BOSTON (AP/WHDH) — A precipitous drop in public transit ridership due to COVID-19 concerns has given the MBTA a chance to accelerate some previously planned upgrades, Gov. Charlie Baker said at a press conference Wednesday.

The Massachusetts Bay Transportation Authority is finishing a Blue Line subway upgrade originally slated to occur over 12 to 14 weekends later this year in a 14-day period scheduled to wrap up Sunday in part because plunging ridership allowed them to replace subway trains with shuttle buses.

The work includes replacing 2,200 feet of track between the Maverick and Aquarium stops and address leaking problems which Baker said will help reduce delays on the portion of the track that runs under the Boston Harbor.

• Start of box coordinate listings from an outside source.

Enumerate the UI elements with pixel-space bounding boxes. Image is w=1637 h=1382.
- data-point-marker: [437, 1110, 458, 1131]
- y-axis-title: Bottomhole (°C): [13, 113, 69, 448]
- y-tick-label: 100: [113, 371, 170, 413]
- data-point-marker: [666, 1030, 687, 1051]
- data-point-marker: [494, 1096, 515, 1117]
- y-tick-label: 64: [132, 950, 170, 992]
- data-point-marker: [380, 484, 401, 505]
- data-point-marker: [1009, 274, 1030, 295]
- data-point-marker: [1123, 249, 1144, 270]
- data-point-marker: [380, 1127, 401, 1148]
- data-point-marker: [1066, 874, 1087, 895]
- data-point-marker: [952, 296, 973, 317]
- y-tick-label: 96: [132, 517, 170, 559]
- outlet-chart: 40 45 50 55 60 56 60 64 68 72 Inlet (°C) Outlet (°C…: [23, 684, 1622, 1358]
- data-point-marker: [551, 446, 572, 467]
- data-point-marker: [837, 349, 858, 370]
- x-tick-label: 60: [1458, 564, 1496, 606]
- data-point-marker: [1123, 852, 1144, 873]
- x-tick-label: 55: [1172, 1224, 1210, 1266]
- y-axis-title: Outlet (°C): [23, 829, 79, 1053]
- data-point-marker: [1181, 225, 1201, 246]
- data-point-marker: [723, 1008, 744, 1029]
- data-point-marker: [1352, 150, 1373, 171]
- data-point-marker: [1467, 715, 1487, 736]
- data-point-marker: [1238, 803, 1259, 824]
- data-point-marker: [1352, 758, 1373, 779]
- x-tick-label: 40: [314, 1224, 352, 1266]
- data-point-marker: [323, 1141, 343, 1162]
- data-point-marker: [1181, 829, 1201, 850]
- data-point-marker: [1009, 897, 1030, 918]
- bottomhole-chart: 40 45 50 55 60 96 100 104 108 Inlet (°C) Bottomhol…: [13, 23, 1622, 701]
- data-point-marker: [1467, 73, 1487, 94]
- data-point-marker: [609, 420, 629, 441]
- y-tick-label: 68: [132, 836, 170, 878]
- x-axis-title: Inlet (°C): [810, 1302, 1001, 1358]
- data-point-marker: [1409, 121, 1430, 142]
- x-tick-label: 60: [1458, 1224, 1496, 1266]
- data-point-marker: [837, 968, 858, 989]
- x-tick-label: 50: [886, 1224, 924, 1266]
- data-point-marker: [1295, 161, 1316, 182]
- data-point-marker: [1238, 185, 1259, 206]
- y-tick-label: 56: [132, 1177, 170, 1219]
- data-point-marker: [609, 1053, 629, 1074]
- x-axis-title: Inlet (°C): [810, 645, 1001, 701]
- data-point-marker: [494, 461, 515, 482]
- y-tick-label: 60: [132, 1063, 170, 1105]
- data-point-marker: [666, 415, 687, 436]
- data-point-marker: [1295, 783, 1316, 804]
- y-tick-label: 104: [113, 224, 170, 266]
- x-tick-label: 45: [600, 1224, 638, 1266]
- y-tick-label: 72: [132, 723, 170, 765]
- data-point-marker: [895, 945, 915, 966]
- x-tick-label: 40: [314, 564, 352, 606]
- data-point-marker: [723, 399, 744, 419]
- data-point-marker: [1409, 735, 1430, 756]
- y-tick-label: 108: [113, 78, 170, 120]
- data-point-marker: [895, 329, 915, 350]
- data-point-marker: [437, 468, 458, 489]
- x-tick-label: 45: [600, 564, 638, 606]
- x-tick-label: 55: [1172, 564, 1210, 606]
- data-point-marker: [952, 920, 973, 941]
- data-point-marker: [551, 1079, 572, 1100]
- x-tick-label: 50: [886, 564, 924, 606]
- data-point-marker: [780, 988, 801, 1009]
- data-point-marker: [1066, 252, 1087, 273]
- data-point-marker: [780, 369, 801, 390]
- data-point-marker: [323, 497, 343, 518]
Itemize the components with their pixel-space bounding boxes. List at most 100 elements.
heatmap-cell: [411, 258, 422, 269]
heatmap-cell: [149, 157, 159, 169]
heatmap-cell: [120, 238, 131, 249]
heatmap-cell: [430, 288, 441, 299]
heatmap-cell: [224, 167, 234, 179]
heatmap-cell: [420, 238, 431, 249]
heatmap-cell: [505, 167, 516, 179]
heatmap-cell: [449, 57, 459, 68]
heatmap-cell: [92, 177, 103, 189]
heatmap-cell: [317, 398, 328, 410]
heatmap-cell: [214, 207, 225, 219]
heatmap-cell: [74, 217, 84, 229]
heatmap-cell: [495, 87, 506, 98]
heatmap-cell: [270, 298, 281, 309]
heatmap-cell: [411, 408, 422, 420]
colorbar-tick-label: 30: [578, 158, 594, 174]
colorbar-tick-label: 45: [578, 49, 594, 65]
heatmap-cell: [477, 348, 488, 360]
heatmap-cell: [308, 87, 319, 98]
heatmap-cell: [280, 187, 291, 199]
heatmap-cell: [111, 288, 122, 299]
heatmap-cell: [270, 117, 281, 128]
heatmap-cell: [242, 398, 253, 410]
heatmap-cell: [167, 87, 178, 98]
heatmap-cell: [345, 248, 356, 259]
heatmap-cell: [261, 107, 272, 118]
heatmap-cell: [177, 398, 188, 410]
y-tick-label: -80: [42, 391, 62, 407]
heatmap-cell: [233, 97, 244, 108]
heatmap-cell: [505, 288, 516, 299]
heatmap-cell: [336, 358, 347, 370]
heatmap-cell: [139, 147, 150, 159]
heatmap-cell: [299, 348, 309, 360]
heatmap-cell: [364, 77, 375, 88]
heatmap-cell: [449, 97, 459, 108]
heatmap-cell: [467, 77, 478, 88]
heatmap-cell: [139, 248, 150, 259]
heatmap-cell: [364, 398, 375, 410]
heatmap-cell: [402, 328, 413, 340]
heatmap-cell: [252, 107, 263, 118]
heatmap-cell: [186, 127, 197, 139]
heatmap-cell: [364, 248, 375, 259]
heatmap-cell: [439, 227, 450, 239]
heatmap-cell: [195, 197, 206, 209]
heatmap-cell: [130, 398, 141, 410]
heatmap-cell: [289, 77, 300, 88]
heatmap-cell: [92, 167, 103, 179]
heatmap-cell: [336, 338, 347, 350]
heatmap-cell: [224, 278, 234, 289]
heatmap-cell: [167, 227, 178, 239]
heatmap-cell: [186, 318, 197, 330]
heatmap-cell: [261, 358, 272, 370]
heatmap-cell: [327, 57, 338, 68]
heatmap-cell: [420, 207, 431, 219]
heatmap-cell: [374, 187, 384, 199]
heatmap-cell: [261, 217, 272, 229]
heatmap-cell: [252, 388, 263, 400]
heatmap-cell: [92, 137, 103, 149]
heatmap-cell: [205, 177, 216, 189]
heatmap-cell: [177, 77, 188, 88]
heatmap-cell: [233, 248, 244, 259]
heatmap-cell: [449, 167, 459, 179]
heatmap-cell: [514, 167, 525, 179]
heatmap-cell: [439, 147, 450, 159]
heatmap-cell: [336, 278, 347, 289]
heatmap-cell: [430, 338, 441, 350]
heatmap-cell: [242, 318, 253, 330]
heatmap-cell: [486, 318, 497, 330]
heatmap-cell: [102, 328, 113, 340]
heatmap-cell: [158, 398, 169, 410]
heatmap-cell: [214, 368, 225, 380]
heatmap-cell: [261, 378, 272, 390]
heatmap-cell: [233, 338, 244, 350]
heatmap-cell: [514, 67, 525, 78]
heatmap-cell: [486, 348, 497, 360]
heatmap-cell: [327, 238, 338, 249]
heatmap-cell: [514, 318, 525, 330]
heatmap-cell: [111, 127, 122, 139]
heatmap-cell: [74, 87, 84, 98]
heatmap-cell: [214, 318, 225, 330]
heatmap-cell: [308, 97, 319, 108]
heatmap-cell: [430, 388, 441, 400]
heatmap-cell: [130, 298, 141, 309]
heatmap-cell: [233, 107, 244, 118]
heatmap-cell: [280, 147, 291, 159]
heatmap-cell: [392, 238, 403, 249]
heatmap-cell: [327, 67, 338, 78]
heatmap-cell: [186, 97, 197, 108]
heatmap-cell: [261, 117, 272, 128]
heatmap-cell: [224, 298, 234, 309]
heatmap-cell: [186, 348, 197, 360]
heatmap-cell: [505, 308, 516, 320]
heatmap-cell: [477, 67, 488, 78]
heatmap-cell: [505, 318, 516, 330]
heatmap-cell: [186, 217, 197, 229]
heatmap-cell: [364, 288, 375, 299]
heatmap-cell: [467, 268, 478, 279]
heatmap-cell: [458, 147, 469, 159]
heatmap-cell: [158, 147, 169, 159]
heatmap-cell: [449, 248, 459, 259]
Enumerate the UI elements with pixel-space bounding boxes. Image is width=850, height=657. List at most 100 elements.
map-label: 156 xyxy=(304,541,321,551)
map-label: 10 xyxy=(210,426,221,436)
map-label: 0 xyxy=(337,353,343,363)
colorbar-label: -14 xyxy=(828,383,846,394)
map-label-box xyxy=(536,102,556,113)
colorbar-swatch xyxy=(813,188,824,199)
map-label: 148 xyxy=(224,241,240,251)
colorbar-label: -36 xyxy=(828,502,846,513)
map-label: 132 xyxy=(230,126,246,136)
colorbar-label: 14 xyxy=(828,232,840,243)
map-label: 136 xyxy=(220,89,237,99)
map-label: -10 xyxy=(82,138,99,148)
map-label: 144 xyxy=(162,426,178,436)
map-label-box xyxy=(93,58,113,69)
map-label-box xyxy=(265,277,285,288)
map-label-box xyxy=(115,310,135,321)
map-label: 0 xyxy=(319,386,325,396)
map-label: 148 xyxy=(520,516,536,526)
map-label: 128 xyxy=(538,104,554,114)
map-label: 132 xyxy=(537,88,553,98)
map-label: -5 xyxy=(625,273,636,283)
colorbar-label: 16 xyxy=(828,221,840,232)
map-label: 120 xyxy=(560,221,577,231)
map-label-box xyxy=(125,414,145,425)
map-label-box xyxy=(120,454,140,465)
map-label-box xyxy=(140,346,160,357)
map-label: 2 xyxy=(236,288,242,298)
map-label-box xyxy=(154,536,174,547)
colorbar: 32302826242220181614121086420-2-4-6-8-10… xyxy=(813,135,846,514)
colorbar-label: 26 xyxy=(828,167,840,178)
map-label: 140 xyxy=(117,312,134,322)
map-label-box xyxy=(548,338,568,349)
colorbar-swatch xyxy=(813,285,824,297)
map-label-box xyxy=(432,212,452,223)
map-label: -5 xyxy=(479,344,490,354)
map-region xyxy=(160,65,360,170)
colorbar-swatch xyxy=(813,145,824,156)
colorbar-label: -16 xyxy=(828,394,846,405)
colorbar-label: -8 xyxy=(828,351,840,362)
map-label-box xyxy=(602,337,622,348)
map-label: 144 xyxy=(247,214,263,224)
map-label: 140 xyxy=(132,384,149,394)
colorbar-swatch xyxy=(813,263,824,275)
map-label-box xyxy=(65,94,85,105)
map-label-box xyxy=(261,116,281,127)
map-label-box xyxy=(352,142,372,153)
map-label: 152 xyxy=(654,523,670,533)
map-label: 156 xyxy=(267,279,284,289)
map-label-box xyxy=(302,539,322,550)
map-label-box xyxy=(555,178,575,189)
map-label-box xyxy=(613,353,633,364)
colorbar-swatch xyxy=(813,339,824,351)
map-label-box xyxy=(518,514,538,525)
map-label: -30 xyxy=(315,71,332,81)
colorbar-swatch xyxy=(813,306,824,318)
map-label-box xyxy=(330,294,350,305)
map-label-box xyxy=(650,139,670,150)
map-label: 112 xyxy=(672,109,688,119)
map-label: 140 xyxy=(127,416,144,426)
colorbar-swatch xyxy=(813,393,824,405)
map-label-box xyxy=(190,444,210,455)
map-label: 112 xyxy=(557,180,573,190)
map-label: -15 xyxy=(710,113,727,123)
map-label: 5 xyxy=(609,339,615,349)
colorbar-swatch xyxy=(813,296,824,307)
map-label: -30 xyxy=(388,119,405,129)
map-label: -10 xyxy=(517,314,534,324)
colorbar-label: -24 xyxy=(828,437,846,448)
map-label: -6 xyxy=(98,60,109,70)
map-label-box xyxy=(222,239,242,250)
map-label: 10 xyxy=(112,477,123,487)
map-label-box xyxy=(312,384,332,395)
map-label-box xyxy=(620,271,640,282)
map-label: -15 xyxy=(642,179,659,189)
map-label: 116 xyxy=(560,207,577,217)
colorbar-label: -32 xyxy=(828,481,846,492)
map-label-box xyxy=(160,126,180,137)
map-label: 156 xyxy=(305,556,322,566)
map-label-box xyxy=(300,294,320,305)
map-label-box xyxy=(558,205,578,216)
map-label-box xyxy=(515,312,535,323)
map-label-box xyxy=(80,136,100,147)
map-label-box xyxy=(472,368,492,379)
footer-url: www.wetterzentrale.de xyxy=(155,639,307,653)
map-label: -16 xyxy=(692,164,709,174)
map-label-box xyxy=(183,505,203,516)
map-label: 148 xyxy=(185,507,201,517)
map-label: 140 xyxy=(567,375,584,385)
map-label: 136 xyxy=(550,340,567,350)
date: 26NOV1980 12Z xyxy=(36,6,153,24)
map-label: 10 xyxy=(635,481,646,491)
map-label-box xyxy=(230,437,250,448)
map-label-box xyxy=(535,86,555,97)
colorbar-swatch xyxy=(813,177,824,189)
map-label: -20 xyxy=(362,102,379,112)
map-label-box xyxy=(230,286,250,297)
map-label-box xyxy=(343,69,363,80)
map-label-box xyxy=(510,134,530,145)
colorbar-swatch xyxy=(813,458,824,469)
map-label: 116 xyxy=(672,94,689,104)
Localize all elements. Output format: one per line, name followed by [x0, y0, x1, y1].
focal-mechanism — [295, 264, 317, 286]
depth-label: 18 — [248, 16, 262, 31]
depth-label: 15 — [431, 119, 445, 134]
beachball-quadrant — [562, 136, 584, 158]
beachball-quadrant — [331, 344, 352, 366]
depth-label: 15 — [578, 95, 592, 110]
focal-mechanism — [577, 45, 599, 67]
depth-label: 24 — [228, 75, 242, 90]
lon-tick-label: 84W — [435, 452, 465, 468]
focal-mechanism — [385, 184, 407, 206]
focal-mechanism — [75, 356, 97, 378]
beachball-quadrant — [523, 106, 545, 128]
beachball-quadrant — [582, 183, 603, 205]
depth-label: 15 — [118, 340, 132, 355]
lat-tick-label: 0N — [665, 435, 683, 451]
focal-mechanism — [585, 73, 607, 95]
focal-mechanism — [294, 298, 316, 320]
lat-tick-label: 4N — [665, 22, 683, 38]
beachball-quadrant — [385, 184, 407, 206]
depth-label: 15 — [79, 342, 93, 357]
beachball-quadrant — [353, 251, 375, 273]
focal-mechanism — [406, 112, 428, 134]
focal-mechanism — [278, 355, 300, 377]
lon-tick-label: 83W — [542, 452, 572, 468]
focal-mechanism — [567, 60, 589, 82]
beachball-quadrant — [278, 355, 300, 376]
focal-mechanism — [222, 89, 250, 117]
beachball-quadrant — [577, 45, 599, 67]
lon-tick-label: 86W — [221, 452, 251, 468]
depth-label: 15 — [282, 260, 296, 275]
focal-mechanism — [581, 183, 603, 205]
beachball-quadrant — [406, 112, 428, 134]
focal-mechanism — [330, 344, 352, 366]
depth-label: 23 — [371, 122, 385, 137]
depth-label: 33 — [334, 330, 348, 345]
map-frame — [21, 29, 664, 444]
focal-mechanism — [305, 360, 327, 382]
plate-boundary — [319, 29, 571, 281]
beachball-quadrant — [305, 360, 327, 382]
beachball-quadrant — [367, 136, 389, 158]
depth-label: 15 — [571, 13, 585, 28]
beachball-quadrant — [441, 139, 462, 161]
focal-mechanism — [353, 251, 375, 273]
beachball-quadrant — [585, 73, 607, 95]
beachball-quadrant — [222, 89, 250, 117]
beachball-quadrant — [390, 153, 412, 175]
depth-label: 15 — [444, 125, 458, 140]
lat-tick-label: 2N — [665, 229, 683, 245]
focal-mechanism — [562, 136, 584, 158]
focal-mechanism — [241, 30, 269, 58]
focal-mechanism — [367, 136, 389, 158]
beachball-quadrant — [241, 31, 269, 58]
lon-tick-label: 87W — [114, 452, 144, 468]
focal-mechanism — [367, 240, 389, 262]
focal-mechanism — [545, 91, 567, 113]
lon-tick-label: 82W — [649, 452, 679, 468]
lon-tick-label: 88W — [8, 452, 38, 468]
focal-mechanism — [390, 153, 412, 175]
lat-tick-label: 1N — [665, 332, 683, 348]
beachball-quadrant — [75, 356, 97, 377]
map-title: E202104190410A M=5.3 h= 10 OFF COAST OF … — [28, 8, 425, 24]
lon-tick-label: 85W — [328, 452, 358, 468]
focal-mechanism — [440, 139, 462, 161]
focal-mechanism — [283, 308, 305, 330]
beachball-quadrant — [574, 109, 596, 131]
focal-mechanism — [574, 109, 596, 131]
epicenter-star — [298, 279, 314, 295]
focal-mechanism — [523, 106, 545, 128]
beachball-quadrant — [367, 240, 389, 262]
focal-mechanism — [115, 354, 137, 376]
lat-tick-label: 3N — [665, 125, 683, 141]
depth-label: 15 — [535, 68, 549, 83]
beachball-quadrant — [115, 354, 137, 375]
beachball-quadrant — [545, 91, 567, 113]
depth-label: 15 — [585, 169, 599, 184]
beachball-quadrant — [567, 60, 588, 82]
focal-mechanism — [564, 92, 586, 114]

“This Blue Line work is part of our administration’s plan to invest $8 billion in a safer and more reliable MBTA by replacing over 400 cars across the Red and Orange Lines, modernizing stations, and upgrading track, signal, and other key infrastructure across the system,” Baker said. “These infrastructure upgrades on the Blue Line, including important flood resilience work within the harbor tunnel, will provide faster, more reliable service for travelers and commuters.”

The drop in ridership is also helping speed work on the Lowell commuter rail as part of construction of the Green Line extension project, Baker said.

At the same time the transit agency is taking steps to ensure safety for riders and workers increasing cleaning and sanitizing protocols, requiring rear door boarding on buses and using public message campaigns to remind riders to wear masks or other facial coverings, which are required on public transit.

Additionally, in an effort to promote social distancing and protect the health and safety of MBTA riders and bus operators, ridership on shuttle buses has been limited to 20 passengers. The MBTA is also operating additional shuttle buses than originally planned with a robust fleet of shuttles on standby to accommodate ridership demands as needed.

“Our primary focus, as always, is on safety, especially during the pandemic and the start of Phase 1 of the Commonwealth’s reopening plan,” MBTA General Manager Steve Poftak said. “We continue to promote social distancing and require face coverings. While we know these diversions can be an inconvenience in the short-term, we appreciate the understanding of our riders as we expedite critical track and tunnel infrastructure work that leads to the upgrades our riders deserve – faster trains, shorter travel times, and more reliable service.”

Transportation Secretary and CEO Stephanie Pollack noted that MBTA is planning to get more work done at a faster rate in 2020.

“While we continue to urge the public to only make essential trips during the pandemic, the T is moving ahead with capital projects and continuing to plan for more opportunities to get work done faster in 2020,” Pollack said.